PowerShell users can run the smoke feature example with:

$GeeProject = "<your-earth-engine-project>"
$InputPath = "runs\examples\aggregated_100m_example.csv"
$OutDir = "runs\examples"
$Stem = [System.IO.Path]::GetFileNameWithoutExtension($InputPath)

python -m cusp.features `
  --input $InputPath `
  --output "$OutDir\${Stem}_features.csv" `
  --manifest "$OutDir\${Stem}_features_manifest.json" `
  --gee-project $GeeProject `
  --feature-set none `
  --features soil_oc,merit_hand `
  --resume

Feature Table For A Release¶

Aggregated feature tables are useful for modeling and exploration, but they are different from the release feature table.
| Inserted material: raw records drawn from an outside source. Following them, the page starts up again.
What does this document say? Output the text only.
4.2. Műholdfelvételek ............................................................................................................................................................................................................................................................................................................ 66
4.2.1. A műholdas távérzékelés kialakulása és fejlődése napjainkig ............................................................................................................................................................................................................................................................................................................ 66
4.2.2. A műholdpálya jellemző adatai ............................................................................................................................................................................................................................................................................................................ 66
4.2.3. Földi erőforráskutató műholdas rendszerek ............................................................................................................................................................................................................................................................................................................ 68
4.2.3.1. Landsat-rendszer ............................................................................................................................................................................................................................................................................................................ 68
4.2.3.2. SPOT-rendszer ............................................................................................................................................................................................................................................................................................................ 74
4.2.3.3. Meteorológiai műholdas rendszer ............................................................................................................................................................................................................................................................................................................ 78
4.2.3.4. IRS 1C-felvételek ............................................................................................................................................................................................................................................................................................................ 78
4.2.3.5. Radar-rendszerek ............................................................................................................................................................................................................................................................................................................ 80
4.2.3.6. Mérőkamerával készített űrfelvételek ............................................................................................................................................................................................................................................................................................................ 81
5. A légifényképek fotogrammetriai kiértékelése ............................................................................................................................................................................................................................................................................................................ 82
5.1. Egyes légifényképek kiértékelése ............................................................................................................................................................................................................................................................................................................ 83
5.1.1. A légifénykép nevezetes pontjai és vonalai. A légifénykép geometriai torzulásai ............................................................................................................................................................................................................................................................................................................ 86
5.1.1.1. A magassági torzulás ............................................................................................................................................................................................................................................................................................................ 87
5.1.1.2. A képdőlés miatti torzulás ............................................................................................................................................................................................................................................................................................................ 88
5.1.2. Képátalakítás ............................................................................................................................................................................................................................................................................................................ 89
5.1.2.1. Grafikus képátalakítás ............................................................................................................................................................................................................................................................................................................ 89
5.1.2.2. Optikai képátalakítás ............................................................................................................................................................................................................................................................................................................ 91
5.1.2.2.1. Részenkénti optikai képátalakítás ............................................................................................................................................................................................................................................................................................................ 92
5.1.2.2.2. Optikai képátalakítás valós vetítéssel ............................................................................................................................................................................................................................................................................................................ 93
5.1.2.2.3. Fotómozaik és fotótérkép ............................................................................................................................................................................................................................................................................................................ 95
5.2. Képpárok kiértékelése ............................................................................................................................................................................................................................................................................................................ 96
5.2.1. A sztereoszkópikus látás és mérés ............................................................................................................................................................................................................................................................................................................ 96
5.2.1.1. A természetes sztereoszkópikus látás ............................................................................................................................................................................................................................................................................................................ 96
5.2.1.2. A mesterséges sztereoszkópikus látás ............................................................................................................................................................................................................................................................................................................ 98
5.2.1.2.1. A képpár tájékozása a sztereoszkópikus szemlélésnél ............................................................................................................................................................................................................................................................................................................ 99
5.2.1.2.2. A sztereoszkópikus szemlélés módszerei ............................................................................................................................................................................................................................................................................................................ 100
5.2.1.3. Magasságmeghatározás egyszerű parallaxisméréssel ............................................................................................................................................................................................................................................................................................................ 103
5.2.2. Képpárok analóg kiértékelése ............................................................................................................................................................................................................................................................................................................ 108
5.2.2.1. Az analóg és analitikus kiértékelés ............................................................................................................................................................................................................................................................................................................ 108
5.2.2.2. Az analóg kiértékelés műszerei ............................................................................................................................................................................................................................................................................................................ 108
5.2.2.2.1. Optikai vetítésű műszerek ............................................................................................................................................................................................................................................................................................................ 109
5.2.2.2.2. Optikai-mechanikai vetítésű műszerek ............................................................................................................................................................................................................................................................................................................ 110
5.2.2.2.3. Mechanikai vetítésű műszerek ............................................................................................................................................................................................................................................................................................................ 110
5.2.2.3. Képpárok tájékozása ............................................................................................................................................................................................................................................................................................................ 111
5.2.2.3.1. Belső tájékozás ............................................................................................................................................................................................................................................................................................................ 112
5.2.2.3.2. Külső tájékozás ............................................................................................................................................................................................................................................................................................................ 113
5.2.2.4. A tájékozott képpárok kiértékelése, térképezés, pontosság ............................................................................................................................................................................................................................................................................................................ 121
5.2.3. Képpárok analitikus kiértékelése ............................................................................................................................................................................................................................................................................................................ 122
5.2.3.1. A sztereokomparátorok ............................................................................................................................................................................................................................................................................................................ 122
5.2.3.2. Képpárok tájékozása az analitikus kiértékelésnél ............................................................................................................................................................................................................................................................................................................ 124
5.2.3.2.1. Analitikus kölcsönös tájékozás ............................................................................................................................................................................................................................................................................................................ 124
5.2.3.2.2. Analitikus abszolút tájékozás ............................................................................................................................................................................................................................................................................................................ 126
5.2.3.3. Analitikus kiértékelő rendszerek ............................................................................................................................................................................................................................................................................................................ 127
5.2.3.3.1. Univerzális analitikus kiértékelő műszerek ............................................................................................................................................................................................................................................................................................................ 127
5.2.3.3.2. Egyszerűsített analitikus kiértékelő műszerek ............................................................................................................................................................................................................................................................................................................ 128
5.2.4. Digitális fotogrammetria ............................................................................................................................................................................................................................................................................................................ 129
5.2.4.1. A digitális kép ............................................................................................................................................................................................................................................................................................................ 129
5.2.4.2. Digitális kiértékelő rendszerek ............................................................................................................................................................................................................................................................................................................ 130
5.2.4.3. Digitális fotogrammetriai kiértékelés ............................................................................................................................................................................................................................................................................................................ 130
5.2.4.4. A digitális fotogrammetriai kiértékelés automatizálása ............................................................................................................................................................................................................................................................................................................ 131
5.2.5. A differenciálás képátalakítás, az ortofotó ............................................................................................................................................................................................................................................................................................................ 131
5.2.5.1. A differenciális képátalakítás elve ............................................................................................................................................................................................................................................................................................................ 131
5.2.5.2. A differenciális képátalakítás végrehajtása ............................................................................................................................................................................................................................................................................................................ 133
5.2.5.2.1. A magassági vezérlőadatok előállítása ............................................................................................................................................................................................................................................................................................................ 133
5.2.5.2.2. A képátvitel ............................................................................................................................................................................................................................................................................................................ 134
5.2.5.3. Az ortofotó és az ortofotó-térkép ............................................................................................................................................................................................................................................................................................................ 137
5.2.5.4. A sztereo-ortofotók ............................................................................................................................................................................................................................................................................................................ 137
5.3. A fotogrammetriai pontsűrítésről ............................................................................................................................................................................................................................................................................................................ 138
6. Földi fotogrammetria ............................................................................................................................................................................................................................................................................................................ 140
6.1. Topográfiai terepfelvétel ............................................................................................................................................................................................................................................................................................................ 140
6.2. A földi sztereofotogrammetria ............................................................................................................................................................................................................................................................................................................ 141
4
The release feature table is sampled from the rebuilt observation table in the repository:

python -m cusp.features \
  --input exports/latest/cusp_v1.0.csv \
  --output runs/examples/cusp_v1.0_features.csv \
  --manifest runs/examples/cusp_v1.0_features_manifest.json \
  --gee-project <your-earth-engine-project> \
  --resume

This output is keyed to cusp_obs_id and can be packaged as cusp_features_vX.Y.csv with python -m cusp.export.